Küçük kız kardeşi...
Masanın başında oturmuş ödevleriyle uğraşan minik kız ağabeyini görünce heyecanla kalkıp boynuna atladı genç adamın. Uzun bi sarılmanın ardından genç adam kız kardeşine yemek hazırlamak için mutfağa girdi. Oysa mutfakta birazcık şehriye ve bir tane limon vardı. Yapmaya çalıştığı çorbayla küçük kız kardeşinin karnını doyuracaktı. Kendi doymasa da olurdu.
Avuç içi büyüklüğündeki kaseye çorbayı koyup kız kardeşine götürdü.
Koltuğun bir ucuna yavaşça oturduğunda aklında hala o genç kız vardı. Saçları gözünün önünden gitmiyordu.
Genç kızsa çoktan eve gitmiş soğuk yatağına girmiş uykusuna dalmıştı.
Genç adam o gece genç kızı hayal ederek uykuya daldı.

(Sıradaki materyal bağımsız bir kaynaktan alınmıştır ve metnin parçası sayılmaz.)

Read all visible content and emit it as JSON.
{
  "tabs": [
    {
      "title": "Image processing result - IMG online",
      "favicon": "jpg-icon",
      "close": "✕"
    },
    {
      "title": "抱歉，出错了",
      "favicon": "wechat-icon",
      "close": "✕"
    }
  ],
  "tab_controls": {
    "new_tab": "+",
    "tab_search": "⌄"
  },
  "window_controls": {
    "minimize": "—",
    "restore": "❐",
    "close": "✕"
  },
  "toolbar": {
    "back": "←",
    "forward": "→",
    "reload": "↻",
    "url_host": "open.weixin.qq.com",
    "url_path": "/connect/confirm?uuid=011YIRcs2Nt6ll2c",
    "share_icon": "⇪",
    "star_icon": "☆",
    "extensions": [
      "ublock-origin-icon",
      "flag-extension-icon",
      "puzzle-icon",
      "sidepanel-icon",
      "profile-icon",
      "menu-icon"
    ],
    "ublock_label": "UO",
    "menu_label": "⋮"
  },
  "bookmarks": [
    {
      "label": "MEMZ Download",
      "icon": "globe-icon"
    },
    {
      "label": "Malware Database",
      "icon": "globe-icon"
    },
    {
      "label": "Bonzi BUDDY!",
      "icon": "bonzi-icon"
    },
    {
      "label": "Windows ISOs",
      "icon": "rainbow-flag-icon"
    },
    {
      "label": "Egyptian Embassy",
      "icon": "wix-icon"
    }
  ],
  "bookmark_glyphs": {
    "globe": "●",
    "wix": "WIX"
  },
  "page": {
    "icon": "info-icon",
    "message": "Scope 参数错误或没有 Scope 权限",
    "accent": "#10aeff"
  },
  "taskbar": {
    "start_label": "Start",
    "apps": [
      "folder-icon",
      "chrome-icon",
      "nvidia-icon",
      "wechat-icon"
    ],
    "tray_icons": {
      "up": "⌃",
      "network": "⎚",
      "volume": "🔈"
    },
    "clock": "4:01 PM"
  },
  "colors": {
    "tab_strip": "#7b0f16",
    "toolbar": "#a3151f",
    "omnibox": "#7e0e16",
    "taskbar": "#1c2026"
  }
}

Sabahın erken saatlerinde kalkan genç adam lacivert montunu ve ayakkabılarını giyip evden çıktı. İşe gitmeden önce uğraması gereken birkaç yer vardı. Bunlardan biri genç yaşta hayatını kaybeden babasının mezarıydı. Sabahın erken vaktinde mezarının başına geldiğinde buz tutmuş mezar taşının başında soğuktan rengi değişen ellerini açıp dua etti. Genç adam babasına dün akşam gördüğü genç kızı anlattı uzun uzun. Mezarlıktan ayrılıp işe gitmek için yola koyuldu...
![](https://img.wattpad.com/cover/53790654-288-k945187.jpg)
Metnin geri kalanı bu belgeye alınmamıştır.